In the story my family tells, the farmer has had quite enough of his nisse. So he sells the farm, packs up the pots and pans, hitches up the horses to the wagon and heads for greener nisse free pastures. When he arrives at the new farmstead, he goes to the back of the wagon. There, he finds his nisse sitting quietly at the end of the wagon, dangling his feet happily and balancing the belongings he has tied in a bundle on a stick over his shoulder. 
“We’re finally here,” says the nisse with a wink and a smile.
I always found the story charming and reflected on what I thought was the moral of the story - don’t run away from your problems but face them head-on instead. 
But over and over, every time someone else in the family tells this story, the moral is something else entirely. It’s a warning to never, ever leave where you are and head somewhere else. Never. Ever. Leave. No good will come of it. Yes, we have abandonment issues.

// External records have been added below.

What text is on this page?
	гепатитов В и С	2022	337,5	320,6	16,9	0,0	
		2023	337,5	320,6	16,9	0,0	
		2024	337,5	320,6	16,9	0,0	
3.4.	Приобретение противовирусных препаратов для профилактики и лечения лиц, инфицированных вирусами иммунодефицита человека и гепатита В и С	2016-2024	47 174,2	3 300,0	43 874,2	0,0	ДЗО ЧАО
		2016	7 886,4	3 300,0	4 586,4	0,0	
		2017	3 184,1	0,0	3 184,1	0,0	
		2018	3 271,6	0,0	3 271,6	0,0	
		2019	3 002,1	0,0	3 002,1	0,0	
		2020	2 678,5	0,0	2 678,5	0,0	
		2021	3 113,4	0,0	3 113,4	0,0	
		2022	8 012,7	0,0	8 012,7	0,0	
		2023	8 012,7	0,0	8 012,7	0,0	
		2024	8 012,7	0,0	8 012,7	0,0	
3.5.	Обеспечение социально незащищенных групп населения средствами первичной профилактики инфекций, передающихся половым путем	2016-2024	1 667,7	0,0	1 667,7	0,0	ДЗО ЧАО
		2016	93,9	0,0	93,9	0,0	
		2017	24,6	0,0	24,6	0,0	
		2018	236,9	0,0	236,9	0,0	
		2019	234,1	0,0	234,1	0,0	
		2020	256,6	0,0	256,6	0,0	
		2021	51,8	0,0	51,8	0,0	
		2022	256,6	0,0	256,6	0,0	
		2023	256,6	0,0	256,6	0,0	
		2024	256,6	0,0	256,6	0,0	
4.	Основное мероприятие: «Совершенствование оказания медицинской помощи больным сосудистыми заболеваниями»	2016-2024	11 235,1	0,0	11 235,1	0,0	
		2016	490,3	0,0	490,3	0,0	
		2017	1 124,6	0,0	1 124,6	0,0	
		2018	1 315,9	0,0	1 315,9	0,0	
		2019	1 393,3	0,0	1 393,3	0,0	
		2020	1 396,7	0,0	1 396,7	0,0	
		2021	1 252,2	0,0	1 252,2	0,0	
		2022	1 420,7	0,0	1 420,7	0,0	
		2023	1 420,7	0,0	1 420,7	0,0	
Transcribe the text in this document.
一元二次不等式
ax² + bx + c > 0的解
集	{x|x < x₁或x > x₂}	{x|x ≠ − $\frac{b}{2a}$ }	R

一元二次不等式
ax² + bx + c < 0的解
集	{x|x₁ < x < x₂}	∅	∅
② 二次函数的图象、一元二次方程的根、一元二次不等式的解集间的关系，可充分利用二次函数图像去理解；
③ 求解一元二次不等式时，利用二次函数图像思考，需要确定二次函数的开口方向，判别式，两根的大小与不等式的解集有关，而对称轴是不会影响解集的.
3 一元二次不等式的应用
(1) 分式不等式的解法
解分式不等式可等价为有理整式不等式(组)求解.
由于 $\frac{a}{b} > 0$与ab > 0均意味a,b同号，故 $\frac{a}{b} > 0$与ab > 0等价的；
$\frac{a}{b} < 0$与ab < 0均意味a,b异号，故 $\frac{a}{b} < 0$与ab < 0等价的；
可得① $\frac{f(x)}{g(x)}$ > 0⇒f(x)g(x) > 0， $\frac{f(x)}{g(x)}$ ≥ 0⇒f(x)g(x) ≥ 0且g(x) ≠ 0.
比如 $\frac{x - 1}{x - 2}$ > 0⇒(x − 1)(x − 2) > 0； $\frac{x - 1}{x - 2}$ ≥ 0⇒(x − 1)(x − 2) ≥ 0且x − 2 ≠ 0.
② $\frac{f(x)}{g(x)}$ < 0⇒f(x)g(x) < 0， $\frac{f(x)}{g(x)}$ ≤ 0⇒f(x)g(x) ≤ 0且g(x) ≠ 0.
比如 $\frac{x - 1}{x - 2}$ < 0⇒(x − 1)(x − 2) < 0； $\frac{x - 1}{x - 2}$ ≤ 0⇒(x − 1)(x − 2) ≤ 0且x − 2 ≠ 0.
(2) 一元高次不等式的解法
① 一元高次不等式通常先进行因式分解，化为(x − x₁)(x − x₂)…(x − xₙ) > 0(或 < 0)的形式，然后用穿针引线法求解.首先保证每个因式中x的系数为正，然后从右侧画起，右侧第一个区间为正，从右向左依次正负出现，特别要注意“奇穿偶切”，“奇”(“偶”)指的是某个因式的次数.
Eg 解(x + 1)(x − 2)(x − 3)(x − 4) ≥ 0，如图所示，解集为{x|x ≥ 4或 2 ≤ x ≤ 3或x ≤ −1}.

And no good has come of moving, by some measures. My mother left Norway the year they discovered oil for San Francisco. She then left San Francisco the year before real estate boomed. And so on. So the message is clear - stay put, don’t ever leave. And I haven’t, for 28 years.
As you may imagine, I’ve been hearing a lot about that pesky nisse lately. I’ll be looking through the rear view mirror for telltale legs dangling into view and praying my interpretation is the right one.